Fête des Trois Sapins, à Thann
Fête des Trois Sapins, à Thann

Saint Thiébaut était tellement ahuri de ce prodige qu’il lui fallu s’asseoir. Enfin, au bout d’un temps assez long il murmura : « Mais voyons... Voyons... Ma canne ? ». Le Seigneur y avait pensé. Le lièvre montra à saint Thiébaut une canne toute neuve qui était plantée dans la mousse. Le Saint la regarda et prononça imperceptiblement : « Je n’aime pas beaucoup ces choses imprévues, moi, ah mais non ! Ah mais non ! »

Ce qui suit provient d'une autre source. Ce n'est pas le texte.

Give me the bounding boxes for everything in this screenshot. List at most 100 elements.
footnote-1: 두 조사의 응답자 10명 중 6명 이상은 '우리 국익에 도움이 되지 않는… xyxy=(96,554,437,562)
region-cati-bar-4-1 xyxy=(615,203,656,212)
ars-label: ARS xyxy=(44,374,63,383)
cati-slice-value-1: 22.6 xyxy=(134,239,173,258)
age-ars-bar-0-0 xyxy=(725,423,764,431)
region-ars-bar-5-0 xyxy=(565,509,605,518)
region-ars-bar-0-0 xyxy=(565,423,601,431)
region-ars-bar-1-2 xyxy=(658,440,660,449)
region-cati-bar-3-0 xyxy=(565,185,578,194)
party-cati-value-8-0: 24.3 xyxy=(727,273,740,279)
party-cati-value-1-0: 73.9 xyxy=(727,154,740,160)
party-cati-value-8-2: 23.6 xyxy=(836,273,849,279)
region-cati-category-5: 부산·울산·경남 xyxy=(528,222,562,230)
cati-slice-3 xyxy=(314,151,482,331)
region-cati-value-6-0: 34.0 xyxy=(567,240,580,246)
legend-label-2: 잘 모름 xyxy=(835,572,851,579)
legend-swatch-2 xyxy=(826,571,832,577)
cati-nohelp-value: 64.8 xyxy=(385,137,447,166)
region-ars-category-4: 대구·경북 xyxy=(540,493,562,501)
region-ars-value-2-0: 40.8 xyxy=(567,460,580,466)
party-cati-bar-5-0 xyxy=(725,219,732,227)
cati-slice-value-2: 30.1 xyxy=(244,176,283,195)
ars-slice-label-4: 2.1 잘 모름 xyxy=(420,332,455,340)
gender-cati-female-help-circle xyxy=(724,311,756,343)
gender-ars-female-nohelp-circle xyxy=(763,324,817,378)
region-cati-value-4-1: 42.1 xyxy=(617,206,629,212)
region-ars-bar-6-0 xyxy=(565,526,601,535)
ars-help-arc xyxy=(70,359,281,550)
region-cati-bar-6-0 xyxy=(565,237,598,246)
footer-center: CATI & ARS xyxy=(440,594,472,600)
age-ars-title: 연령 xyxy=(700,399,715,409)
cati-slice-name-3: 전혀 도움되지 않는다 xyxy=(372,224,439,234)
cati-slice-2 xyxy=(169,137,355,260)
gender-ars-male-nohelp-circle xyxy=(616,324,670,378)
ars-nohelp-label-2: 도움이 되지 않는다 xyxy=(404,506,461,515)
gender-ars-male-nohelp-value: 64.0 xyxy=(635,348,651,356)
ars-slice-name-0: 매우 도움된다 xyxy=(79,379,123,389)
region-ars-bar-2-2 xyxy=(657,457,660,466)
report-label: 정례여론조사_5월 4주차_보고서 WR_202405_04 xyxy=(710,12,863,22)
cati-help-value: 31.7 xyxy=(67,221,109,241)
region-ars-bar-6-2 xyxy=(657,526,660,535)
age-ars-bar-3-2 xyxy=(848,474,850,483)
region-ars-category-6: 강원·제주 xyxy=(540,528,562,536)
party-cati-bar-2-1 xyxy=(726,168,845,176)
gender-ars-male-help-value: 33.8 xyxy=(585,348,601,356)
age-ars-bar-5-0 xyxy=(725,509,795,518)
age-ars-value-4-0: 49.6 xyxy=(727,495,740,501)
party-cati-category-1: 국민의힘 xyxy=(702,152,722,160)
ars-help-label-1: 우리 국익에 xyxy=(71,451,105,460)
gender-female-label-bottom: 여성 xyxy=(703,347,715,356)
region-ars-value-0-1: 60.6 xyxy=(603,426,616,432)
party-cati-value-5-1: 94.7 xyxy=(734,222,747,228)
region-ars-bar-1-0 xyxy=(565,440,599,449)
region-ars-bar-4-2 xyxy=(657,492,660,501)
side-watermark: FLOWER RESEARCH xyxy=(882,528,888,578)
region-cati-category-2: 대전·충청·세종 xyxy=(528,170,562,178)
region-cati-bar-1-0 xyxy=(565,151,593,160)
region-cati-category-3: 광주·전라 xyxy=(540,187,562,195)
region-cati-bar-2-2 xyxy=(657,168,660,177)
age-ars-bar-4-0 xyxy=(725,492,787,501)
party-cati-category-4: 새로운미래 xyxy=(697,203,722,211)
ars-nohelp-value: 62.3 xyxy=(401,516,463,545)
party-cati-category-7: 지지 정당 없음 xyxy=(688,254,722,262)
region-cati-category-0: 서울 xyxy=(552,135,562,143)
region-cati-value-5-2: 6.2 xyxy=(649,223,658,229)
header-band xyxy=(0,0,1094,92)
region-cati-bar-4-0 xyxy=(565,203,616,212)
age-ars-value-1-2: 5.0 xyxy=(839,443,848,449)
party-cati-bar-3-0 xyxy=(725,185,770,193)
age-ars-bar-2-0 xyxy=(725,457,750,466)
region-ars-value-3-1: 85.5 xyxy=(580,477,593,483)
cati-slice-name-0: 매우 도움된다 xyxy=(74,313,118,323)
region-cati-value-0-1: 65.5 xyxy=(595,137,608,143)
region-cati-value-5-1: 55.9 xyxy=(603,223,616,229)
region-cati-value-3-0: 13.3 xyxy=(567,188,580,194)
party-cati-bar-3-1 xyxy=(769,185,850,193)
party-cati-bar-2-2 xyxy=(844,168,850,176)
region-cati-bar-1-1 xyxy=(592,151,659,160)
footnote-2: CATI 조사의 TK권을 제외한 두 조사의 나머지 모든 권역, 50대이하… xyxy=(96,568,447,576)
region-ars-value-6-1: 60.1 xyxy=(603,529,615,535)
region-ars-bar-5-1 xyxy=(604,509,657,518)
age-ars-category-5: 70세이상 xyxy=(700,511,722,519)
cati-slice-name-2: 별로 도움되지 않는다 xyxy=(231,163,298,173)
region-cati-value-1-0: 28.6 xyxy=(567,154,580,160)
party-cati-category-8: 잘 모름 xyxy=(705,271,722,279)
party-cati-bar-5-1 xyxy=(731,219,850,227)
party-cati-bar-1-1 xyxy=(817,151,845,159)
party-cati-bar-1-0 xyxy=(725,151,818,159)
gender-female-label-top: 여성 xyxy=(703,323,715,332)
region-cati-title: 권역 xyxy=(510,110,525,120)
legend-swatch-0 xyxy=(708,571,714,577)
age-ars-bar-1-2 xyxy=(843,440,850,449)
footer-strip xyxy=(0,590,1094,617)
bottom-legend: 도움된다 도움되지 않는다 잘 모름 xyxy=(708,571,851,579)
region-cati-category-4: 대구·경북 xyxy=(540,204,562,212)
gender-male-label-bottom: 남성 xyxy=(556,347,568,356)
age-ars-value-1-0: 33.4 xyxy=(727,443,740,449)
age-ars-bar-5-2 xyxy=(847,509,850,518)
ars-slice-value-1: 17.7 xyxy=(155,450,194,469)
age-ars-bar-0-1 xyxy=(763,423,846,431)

Il osait à peine toucher ce nouveau bâton, alors le lièvre lui dit : « Mais prenez-le voyons, il est très beau vous savez, et tout neuf, tout neuf... » Saint Thiébaut enfin, saisit la canne, la regarda, la toucha, la palpa, la tourna, la retourna, dans un sens puis dans l’autre, tant et si bien que les lapins sourirent. Enfin le brave saint éclata : « Vous direz de moi ce qu’il vous plaira, mais j’aimais mieux l’autre, j’aimais mieux ma bonne vieille canne ». Puis il fit une prière. Puis un oiseau chanta.

Chaque année, le 30 juin, on fête ce brave saint. Cela s’appelle la Fête des trois sapins. Ceci encore donne le champ vaste à l’imagination, d’autant plus que cette fête est très curieuse et mérite d’être racontée.

Le 30 juin, à 20 heures, on dit une messe en l’honneur du patron de la ville. Puis le curé, le maire, le sous-préfet, suivis des fidèles, descendent sur la place de l’église en grand cortège. On a disposé trois sapins en triangle. La musique municipale joue ses plus beaux morceaux. Les maisons voisines sont illuminées. Le cortège s’arrête devant les sapins. On tend une torche enflammée au curé qui met le feu au premier sapin. Ensuite le maire saisit la torche et allume le deuxième sapin. Enfin, c’est le tour du sous-préfet pour le troisième sapin.

Lorsque le feu a dévoré les trois arbres qui sont enduits de poix et humectés de pétrole, les branches s’écroulent morceau par morceau au milieu de la foule. A ce moment, les habitants se précipitent pour ramasser les bois brûlés, car chacun d’eux protège la maison contre l’orage. Ensuite, un feu d’artifice déploie ses fils de feu dans le ciel et la fête se termine avec la dernière fusée. C’est là, on en convient, une fête étrange.